Mapo Tofu-style Cellophane Noodles (Medium Spicy)

The cellophane noodles absorb tons of umami. They're smooth, silky and so good!!

Ingredients: 3 servings

Cellophane noodles
100 g
Garlic, finely chopped
1 clove's worth
Ginger, finely chopped
1 thumptip's worth
Japanese leek, finely chopped
5 cm's worth
1 teaspoon
Chinese garlic chives
1/2 bunch
Wood ear mushrooms
as much as you like
Ra-yu (Recipe ID: 1493200)
to taste
Katakuriko mixed with water
as needed
Ground pork
200 g
Soy sauce, shaoxing wine
2 tablespoons each
1 tablespoon
Chicken bone stock
Oyster sauce
1 tablespoon
1 teaspoon
Soy sauce
1 tablespoon


1. Make the meat-miso. Heat a pan or wok and stir fry the ground pork. When the pork is crispy, add the shaoxing wine and soy sauce, then add the tianmianjiang. Take the meat-miso out of the pan.
2. Finely chop the garlic, ginger and leek. Rehydrate the wood ear mushrooms and slice into thin strips.

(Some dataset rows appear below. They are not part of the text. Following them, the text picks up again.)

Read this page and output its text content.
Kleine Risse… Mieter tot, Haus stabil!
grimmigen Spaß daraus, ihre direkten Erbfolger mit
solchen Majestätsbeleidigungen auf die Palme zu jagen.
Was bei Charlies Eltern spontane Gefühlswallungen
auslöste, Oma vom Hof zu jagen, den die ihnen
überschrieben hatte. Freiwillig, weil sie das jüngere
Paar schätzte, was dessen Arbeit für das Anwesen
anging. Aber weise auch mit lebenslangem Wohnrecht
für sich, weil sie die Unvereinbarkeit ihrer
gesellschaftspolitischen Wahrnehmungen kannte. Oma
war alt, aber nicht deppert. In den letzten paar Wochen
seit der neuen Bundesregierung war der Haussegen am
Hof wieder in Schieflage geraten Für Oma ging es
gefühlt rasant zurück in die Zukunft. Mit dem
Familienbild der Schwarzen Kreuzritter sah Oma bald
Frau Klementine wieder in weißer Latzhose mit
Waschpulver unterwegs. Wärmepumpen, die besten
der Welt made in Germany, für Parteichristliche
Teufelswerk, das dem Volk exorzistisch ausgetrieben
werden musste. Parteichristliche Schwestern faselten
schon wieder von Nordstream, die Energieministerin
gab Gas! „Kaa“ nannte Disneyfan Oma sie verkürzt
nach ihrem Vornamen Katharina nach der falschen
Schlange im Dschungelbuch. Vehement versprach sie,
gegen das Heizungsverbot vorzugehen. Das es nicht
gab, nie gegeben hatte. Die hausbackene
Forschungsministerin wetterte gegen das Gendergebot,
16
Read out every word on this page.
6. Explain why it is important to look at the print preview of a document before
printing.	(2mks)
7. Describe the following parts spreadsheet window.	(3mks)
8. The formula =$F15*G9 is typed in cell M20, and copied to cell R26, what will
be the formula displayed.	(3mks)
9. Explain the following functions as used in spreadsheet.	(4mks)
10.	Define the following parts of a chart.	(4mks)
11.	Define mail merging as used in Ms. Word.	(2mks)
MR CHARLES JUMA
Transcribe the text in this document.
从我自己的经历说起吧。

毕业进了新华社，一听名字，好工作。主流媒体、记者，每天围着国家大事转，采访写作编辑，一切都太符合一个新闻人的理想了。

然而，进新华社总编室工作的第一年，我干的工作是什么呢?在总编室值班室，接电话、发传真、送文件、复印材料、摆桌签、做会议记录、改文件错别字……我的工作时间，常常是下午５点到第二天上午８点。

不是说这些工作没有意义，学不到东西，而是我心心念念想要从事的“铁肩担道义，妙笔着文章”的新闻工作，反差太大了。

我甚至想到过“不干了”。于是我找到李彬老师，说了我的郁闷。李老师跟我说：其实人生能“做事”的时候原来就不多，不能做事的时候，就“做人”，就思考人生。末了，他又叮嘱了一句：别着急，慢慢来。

Rehydrate the cellophane noodles by soaking them in plenty of boiling water for 5 minutes.
3. Put 2 tablespoons of vegetable oil and the doubanjiang into a pan or wok and stir fry. Add the garlic and ginger and continue stir frying.
4. When the pan is aromatic, add the chicken stock and the sauce ingredients.
5. When the soup in the pan has reduced to about 1/4 its original volume, season with salt and pepper. Add the katakuriko and water, and the ra-yu.
6. Add the Chinese chives, mix in quickly and the noodles are done.
7. It's delicious served on top of rice for a filling meal.

Story Behind this Recipe

The mabo harusame I had at a restaurant was delicious, so I tried re-creating it.